The clearest separation starts in profitability, but stability adds another real layer to the result. The overall score gap is 29 points in favour of HELLA GmbH & Co. KGaA.
Both operate in: Auto Parts
This comparison is based on industry proximity, not on functional trajectory similarity. BWA and HLE.DE share the same industry classification.
For a similarity-based comparison, see how BorgWarner and HELLA KGaA each position within their functional peer groups in AssetNext.
Scores reflect position relative to comparable companies with similar long-term financial trajectories.
The largest gaps do not all point in the same direction.
Left means cheaper relative valuation. Higher means stronger structure.
Neither company combines the stronger profile with the cheaper valuation.
Valuation position uses peer-relative PE percentile (idx_pct_pe) where available.

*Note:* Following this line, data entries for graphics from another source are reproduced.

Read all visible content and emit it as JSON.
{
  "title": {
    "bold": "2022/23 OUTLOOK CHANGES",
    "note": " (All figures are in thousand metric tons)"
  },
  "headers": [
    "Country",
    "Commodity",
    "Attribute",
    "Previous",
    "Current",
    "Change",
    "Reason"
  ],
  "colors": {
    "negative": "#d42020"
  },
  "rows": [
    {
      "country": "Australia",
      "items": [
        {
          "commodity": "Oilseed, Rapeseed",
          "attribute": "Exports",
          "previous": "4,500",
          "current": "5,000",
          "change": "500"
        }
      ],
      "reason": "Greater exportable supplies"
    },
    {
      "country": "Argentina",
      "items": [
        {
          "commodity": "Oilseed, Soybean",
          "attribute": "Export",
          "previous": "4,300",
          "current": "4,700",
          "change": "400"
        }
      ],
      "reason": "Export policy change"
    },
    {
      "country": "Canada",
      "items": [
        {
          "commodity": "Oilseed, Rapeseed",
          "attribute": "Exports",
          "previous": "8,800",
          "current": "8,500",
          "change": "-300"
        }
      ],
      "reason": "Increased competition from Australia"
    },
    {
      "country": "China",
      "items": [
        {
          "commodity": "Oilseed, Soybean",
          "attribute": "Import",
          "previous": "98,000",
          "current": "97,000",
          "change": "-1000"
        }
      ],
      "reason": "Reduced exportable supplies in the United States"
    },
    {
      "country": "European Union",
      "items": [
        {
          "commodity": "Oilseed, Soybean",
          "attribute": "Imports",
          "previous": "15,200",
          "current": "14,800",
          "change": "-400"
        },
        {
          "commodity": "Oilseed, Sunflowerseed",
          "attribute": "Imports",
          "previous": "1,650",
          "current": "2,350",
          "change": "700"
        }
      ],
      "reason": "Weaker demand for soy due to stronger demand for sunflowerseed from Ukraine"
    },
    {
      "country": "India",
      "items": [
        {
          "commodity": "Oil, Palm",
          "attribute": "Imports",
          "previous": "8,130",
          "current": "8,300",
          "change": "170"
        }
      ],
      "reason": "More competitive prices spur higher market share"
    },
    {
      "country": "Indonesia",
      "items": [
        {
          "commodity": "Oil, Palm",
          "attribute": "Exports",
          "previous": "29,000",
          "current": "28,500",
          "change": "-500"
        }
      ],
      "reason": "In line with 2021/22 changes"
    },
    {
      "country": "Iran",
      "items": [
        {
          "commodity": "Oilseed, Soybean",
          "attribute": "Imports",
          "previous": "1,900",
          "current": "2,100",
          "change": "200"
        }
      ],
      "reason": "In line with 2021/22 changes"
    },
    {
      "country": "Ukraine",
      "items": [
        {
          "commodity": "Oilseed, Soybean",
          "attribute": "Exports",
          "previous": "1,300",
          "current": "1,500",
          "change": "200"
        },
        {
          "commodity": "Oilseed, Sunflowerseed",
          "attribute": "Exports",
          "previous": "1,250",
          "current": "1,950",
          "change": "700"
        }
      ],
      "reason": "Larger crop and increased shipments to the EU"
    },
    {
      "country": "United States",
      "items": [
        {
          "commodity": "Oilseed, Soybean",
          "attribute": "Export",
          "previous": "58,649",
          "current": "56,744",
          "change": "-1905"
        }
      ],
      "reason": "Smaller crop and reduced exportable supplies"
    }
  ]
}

Capital efficiency adds support, with a 10.2-point ROIC advantage.
Absolute pricing still looks more supportive for BorgWarner, with a forward P/E that is 22.2 turns lower there.
The lead is built on both profitability and stability — though valuation still provides a counterweight.
Break down the BWA vs HLE.DE comparison across all dimensions with the full interactive tool.
Explore how BWA and HLE.DE each compare against other companies in their peer groups.
Rule-based, descriptive analysis only. Derived from peer percentile dimensions. Not investment advice. Peer groups are determined algorithmically based on structural similarity — not by sector classification alone.
AssetNext scores reflect each company's structural position within its functional peer group — not a ranking against all stocks simultaneously. Peers are identified by similarity across eight financial dimensions, including revenue growth trajectory, margin structure, capital intensity, and earnings stability. A score of 75 means the company ranks in the top quartile within its own peer group, not the entire market.
Four dimension scores drive the overall peer score: Growth (revenue trajectory and expansion dynamics), Quality (margin structure and capital efficiency), Valuation (peer-relative pricing on standard multiples), and Stability (earnings consistency and financial predictability). Each dimension is scored 0–100 relative to the peer group, then combined into an overall peer score using equal weighting.
Scores are recalculated periodically as underlying financial data is updated. All analysis is descriptive and rule-based — AssetNext describes structural realities and never issues buy, sell or hold recommendations.